5:21 am on Aug 14, 2007 (gmt 0)

10+ Year Member



I used to have a redirect from index.php to / but I removed it, I can't actually remember why I removed it, it was probably interfering with something more important... and I decided that even if there was a dupe happening, it was only going to be with the index page and not the main content pages.

-------------------------

EDIT: I just added that back into the htaccess in the root and it doesn't seem to have broken anything and it now all looks like this...


RewriteEngine on
rewritecond %{http_host} ^example.com [nc]
rewriterule ^(.*)$ http://www.example.com/$1 [r=301,nc]
RewriteCond %{THE_REQUEST} ^[A-Z]{3,9}\ /index\.php\ HTTP/
RewriteRule ^index\.php$ http://www.example.com/ [R=301,L]
RewriteCond %{QUERY_STRING} .
RewriteRule ^index\.php$ /this_file_does_not_exist.html? [L]
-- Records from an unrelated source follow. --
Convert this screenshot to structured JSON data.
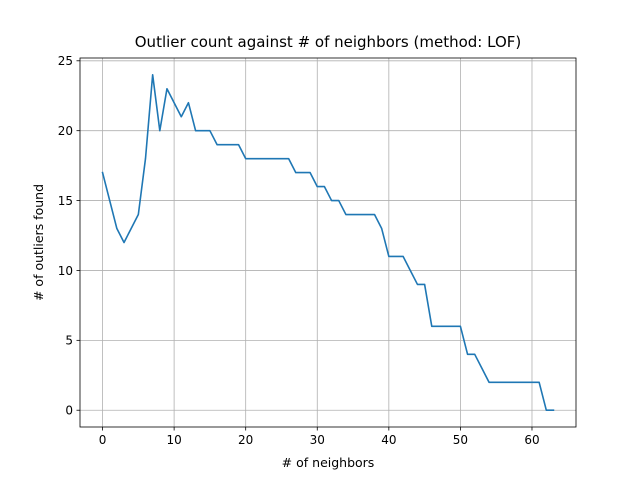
{
  "chart_data": {
    "type": "line",
    "title": "Outlier count against # of neighbors (method: LOF)",
    "xlabel": "# of neighbors",
    "ylabel": "# of outliers found",
    "xlim": [
      -3.15,
      66.15
    ],
    "ylim": [
      -1.2,
      25.2
    ],
    "xticks": [
      0,
      10,
      20,
      30,
      40,
      50,
      60
    ],
    "yticks": [
      0,
      5,
      10,
      15,
      20,
      25
    ],
    "grid": true,
    "legend": null,
    "series": [
      {
        "color": "#1f77b4",
        "x": [
          0,
          1,
          2,
          3,
          4,
          5,
          6,
          7,
          8,
          9,
          10,
          11,
          12,
          13,
          14,
          15,
          16,
          17,
          18,
          19,
          20,
          21,
          22,
          23,
          24,
          25,
          26,
          27,
          28,
          29,
          30,
          31,
          32,
          33,
          34,
          35,
          36,
          37,
          38,
          39,
          40,
          41,
          42,
          43,
          44,
          45,
          46,
          47,
          48,
          49,
          50,
          51,
          52,
          53,
          54,
          55,
          56,
          57,
          58,
          59,
          60,
          61,
          62,
          63
        ],
        "y": [
          17,
          15,
          13,
          12,
          13,
          14,
          18,
          24,
          20,
          23,
          22,
          21,
          22,
          20,
          20,
          20,
          19,
          19,
          19,
          19,
          18,
          18,
          18,
          18,
          18,
          18,
          18,
          17,
          17,
          17,
          16,
          16,
          15,
          15,
          14,
          14,
          14,
          14,
          14,
          13,
          11,
          11,
          11,
          10,
          9,
          9,
          6,
          6,
          6,
          6,
          6,
          4,
          4,
          3,
          2,
          2,
          2,
          2,
          2,
          2,
          2,
          2,
          0,
          0
        ]
      }
    ]
  }
}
ErrorDocument 404 /404.php

However, it only redirects the main index page and is useless for all other directories, or pages that have html or xhtml extensions. I did have one in place that covered all index.php pages in sub directories but it broke the registration page of my forum. I wonder if there is some way to redirect all index pages to / by putting a specific htaccess command in each individual directory?

-------------------------

Regarding the 404, yes, I kept the page as simple as possible, there are no includes, relative url's or javascript... but I wonder if my issue has something to do with forcing my html pages to run through the php parser? (which is what I do to make php execute on all pages, as I use a lot of includes for easy management).

(BTW thanks for your comments, I really appreciate the help and suggestions)

[edited by: Asia_Expat at 6:02 am (utc) on Aug. 14, 2007]

Asia_Expat

5:32 am on Aug 14, 2007 (gmt 0)

10+ Year Member



... incidentally, I just changed
<?php
header("HTTP/1.0 404 Not Found");
?>

to...

<?php
header("HTTP/1.1 404 Not Found");
?>

... but it had no effect.

g1smd

8:36 pm on Aug 14, 2007 (gmt 0)

WebmasterWorld Senior Member 10+ Year Member Top Contributors Of The Month



The index file redirect needs to go before the one that is first now.

As you have it now, there will be a redirection chain for non-www index files: one redirect to www and then another to remove the index file filename.

jdMorgan

9:34 pm on Aug 14, 2007 (gmt 0)

WebmasterWorld Senior Member 10+ Year Member



> but I wonder if my issue has something to do with forcing my html pages to run through the php parser?

You could try using filetypes that are not parsed for PHP to name your custom error pages. For example, if .html files are parsed for PHP, then name your 404 page "404error.htm" or even "404.err" -- The search engines won't care, because they will never (normally) ask for your error pages by name.

If you do use an odd file extension like ".err", you'll need to add


AddType text/html .err

to .htaccess so that the server will know what Content-type header to send with a .xyz file's contents.

Jim

Asia_Expat

11:42 pm on Aug 14, 2007 (gmt 0)

10+ Year Member



I gave that a try... there was no effect...

However, I have confirmed the cause... It is definately being caused by running html pages through the php parser. I removed AddType x-mapp-php4 .html .htm .xhtml from the htaccess file and the custom 404 started appearing when it was supposed to, in place of the standard 404, for all extensions. Of course, none of my php includes worked any more, so removing that is not an option.

I guess there's no way around this problem :-(?